SMITHS STATION — James White Jr. sawed off chunks of the tree that had fallen and had crushed part of his home.
When he set his chainsaw down he had numerous helping hands to pull the limbs and debris away from the wreckage.
White is one of many who continue to recover from damage of a fatal EF-4 tornado that blew through Lee County on Sunday afternoon, working along with an untold number of fellow residents, neighbors and volunteers helping in the cleanup effort.
“It’s really nice and it’s good to know that your neighbors are there for you,” White said Monday. “Without their help I don’t know what I’d do.”
Lee County Sheriff Jay Jones said the county has been overwhelmed with donations, volunteers and support for those affected across the area.
Jones spoke Monday afternoon as the recovery efforts continue, like in Smiths Station.
‘Now this happened’
White has lived in Smiths Station his whole life and continues to feel the support of his community as he pieces back his life for the second time in less than two years.
“My house caught on fire about a year and a half ago and it was a total loss,” he said looking over the damage. “I moved over here after my mama passed and now this right here happened.”
White was in his home during the tornado. He recalls hearing the tree fall on top of the house, leaving him unable to walk out the front door.
“I went out the back door and went around and all this ripped up with the tree trunk, the gas tank went over there, tore the front porch off and the carports,” White said looking at his home.
“But God is good. I’m just thankful that I’m here to be able to talk about it.”
‘It’s really unbelievable’
The damage extended past White’s home over toward an elementary school where earlier Monday, Smiths Station varsity football coach Mike Glisson found himself in awe of the damage.
“It’s a lot worse than I thought,” he said. “It’s really unbelievable when you see it first hand.”
Despite the significant damage, Smiths Station had no casualties. However, the death count sits at 23 in Lee County and could still rise, according to officials.
Glisson was one of several volunteers looking over what used to be a playground of West Smiths Station Elementary.
What they saw on Monday morning was sliding boards twisted around poles and basketball hoops ripped from the ground bent diagonally, as they started to pick up the pieces.
As Glisson spoke, Michael Perkinson from Spire, a gas company from Phenix City, moved debris near the playground in a backhoe, volunteering his time.
“Lee County’s Smith Station and Beauregard area are really proud communities with a lot of people who care about each other and they want to help each other,” Glisson said as he helped clean up. “There’s people everywhere in these communities that need help.”
Need it more than ever
Across the schoolyard, a mother and her children could be seen walking down a road full of devastation trying to help provide relief in any form they could.

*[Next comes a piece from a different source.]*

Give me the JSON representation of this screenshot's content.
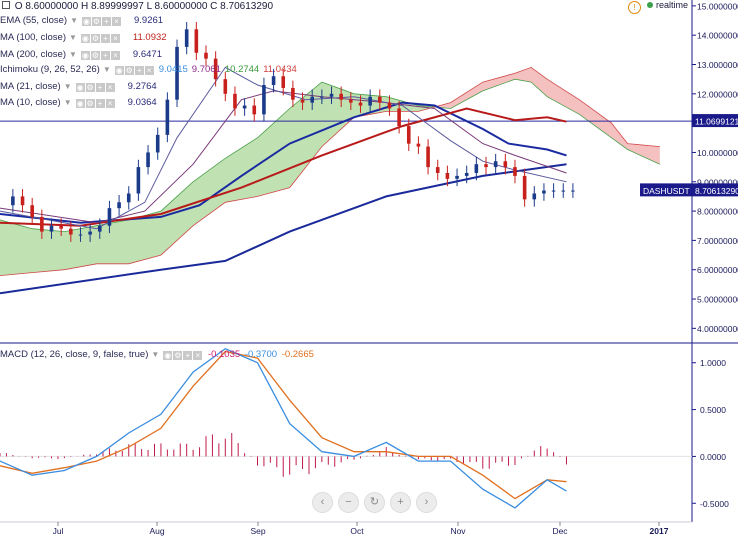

“My kids and I decided that we would go gather up a few things and help this community,” said Ashley Clark, a 2009 Smiths Station High School graduate.
Clark and her four children wandered the street across from the elementary school that Clark knew well with arms full of water bottles.
“It’s devastating to see that these are roads that I’ve traveled many, many years,” she said as her voice began to shake. “This was my old primary school and it’s just devastating to see a community just this ruined by such tragedy.”
Clark said she feels that she is not the only one looking to help community members, and that those who were affected by the storm need all the help they can get.
“I just feel as though if anyone can get out and help, do so,” Clark said. “These families need it now more than ever.”